For specified f and x:

- if f halts with x, then, ∀y, (GetTrue1 f x y) and (GetTrue2 f x y) both always returns True. That is, partially applied functions GetTrue1 f x and GetTrue2 f x are equivalent.
- if f does not halt with x, then, ∀y, (GetTrue1 f x y) never returns True, and (GetTrue2 f x y) always returns True. That is, partially applied functions (GetTrue1 f x) and (GetTrue2 f x) are not equivalent.
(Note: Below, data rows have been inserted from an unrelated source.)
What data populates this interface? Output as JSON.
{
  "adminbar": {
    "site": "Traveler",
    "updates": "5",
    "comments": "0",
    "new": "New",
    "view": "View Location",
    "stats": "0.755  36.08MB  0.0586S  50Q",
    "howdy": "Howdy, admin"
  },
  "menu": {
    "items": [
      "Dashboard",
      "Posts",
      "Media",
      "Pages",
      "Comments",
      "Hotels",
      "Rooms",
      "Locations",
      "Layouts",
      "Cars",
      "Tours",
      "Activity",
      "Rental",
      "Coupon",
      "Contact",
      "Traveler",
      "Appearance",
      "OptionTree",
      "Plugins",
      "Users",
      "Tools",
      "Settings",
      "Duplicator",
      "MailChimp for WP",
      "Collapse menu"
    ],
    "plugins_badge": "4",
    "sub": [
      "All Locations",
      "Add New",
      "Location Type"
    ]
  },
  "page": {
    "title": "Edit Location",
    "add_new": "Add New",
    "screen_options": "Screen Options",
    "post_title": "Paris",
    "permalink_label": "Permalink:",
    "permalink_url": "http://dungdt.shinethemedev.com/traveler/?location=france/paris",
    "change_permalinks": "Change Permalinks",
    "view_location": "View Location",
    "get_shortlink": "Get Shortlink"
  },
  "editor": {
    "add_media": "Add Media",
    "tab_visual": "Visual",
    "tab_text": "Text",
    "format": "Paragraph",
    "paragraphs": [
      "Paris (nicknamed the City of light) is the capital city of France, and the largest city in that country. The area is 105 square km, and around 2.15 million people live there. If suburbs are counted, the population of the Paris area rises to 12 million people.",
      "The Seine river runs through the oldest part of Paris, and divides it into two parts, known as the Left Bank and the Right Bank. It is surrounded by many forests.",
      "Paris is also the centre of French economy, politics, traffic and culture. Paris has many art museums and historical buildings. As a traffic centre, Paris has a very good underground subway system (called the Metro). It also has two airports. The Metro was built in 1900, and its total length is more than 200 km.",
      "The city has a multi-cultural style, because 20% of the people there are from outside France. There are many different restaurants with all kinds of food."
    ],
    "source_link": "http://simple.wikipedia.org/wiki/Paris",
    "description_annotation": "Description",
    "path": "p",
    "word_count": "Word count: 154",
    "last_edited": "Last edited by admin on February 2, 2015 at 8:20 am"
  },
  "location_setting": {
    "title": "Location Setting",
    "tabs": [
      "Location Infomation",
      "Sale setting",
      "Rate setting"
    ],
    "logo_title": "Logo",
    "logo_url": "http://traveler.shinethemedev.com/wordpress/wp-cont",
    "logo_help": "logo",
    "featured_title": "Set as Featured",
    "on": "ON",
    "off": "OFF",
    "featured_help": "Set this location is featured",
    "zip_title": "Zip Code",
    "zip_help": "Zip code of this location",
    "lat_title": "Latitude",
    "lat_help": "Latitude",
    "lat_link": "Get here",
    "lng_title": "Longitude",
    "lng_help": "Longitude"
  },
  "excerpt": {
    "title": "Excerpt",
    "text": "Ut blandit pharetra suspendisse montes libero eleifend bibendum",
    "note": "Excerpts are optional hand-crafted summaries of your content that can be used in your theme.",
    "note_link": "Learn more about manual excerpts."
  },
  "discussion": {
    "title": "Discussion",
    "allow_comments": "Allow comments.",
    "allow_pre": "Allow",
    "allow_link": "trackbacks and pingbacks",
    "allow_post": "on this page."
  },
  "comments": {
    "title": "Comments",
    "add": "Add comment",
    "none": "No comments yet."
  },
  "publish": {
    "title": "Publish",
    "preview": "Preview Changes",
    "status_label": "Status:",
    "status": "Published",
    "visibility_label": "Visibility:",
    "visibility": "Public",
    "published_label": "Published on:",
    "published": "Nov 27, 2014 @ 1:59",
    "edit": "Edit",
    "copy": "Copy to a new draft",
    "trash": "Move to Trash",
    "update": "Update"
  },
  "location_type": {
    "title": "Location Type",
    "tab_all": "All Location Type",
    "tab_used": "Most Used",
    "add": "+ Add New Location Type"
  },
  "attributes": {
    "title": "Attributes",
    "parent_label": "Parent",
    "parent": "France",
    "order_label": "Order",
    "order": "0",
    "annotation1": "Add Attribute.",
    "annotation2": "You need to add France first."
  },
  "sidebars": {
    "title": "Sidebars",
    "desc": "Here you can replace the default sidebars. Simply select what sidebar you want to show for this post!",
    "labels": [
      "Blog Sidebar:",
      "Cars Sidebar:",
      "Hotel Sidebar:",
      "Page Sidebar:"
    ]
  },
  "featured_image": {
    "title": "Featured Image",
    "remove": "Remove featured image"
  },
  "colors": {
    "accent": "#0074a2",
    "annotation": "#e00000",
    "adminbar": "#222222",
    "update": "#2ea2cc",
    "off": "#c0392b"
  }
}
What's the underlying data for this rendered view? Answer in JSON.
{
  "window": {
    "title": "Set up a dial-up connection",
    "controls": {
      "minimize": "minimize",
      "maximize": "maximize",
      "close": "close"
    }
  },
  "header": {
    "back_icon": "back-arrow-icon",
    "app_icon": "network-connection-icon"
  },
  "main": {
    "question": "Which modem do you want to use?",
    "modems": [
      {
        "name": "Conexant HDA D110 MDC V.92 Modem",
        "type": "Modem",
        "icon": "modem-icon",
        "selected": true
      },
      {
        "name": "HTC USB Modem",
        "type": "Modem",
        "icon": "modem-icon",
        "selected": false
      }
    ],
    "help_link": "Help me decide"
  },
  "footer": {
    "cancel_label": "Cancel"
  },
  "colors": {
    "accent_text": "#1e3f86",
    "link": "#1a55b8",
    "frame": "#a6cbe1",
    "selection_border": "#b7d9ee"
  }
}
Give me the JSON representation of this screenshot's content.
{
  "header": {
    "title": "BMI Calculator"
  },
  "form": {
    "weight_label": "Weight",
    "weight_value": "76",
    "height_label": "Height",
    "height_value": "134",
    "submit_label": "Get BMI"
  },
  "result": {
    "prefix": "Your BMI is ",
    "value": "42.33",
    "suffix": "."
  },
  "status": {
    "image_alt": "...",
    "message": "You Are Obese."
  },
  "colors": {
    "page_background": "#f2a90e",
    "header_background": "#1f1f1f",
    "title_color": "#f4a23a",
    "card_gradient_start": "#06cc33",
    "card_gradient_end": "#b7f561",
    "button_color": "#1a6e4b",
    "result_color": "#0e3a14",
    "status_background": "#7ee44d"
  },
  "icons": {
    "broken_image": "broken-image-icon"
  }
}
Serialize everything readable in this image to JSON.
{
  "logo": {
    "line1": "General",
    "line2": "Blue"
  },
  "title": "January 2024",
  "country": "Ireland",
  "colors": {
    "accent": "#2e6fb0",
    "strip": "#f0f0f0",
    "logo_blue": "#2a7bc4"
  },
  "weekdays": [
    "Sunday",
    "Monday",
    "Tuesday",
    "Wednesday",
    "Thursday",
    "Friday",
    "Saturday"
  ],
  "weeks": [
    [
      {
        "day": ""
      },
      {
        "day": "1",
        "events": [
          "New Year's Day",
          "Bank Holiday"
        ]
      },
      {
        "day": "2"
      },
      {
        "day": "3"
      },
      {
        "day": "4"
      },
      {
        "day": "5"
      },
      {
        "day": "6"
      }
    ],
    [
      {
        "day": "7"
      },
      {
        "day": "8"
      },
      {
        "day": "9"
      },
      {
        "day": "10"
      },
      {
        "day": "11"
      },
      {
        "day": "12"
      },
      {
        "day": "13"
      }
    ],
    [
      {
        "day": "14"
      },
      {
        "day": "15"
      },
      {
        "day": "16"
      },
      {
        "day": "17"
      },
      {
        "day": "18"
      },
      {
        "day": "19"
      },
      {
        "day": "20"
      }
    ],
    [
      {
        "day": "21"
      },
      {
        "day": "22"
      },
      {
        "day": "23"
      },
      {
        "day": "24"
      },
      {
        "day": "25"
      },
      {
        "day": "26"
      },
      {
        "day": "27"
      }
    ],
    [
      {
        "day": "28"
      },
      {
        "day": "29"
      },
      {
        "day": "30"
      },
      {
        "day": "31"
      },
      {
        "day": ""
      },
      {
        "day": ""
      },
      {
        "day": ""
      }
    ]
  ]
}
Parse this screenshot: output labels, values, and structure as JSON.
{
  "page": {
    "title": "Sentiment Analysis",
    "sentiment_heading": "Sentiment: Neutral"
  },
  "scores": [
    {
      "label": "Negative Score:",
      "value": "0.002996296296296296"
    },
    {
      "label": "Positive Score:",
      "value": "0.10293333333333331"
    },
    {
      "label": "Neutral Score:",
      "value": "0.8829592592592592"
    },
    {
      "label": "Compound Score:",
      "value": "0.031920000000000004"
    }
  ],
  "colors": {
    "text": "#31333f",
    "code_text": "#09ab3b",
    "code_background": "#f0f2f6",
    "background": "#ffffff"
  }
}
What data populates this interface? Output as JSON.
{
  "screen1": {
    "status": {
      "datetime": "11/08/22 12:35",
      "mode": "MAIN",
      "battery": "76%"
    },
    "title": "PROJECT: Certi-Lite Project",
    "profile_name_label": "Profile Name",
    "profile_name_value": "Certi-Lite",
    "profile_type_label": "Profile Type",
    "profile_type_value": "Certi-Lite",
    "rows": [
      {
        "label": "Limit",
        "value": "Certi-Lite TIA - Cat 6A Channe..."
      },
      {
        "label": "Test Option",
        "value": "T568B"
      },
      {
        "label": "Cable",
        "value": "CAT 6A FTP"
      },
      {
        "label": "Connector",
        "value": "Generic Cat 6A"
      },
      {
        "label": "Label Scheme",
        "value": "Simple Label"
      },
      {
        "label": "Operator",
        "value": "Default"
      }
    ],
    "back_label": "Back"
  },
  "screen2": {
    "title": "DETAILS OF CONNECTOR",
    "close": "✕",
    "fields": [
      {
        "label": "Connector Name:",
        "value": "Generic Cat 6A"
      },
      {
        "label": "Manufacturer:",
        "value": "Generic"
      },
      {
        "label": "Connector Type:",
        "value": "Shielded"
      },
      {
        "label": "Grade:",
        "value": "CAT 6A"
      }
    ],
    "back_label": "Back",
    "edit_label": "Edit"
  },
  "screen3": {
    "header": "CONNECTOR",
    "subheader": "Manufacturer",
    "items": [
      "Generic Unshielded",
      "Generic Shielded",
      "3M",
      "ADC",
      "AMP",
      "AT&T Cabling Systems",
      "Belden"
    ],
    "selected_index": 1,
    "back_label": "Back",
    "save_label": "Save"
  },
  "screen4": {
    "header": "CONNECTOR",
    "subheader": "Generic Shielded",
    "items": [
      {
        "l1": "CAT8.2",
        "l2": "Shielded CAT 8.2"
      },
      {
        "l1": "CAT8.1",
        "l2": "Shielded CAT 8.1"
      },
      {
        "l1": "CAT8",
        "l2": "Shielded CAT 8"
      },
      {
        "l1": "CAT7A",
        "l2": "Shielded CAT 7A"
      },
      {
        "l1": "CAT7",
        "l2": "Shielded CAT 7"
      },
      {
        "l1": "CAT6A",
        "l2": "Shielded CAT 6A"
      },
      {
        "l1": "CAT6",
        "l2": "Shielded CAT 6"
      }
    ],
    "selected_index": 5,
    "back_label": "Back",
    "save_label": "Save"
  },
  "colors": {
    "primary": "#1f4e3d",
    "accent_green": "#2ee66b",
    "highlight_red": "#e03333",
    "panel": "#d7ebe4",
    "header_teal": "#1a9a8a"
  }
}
Now halting problem and equivalence problem are connected. IsHalting function can be directly defined by AreEquivalent function:

`IsHalting := λf.λx.AreEquivalent (GetTrue1 f x) (GetTrue2 f x)`

The partial application (GetTrue1 f x) and (GetTrue2 f x) can be substituted as:

`IsHalting := λf.λx.AreEquivalent (λy.Sequence (f x) True) (λy.True)`

In C#:

internal static class Equivalence<T, TResult> { // IsEquivalent = f1 => f2 => True if f1 and f2 are equivalent; otherwise, False internal static readonly Func<Func<T, TResult>, Func<Func<T, TResult>, Boolean>> IsEquivalent = f1 => f2 => throw new NotImplementedException(); // IsHalting = f => x => IsEquivalent(_ => Sequence(f(x))(True))(_ => True) internal static readonly Func<Func<T, TResult>, Func<T, Boolean>> IsHalting = f => x => Equivalence<T, Boolean>.IsEquivalent(_ => Functions<TResult, Boolean>.Sequence(f(x))(True))(_ => True); }

If the above AreEquivalent function can be defined, then IsHalting can be defined. It is already approved that IsHalting cannot exist, so AreEquivalent cannot exist either. This demonstrates equivalence problem is just another version of halting problem. So, lambda expressions’ equivalence is undecidable. The undecidability is actually a very general topic in computability theory and mathematical logic. The undecidability of halting problem and lambda calculus’ undecidability of equivalence are examples of Rice's theorem, and also examples of Kurt Gödel's incompleteness theorems.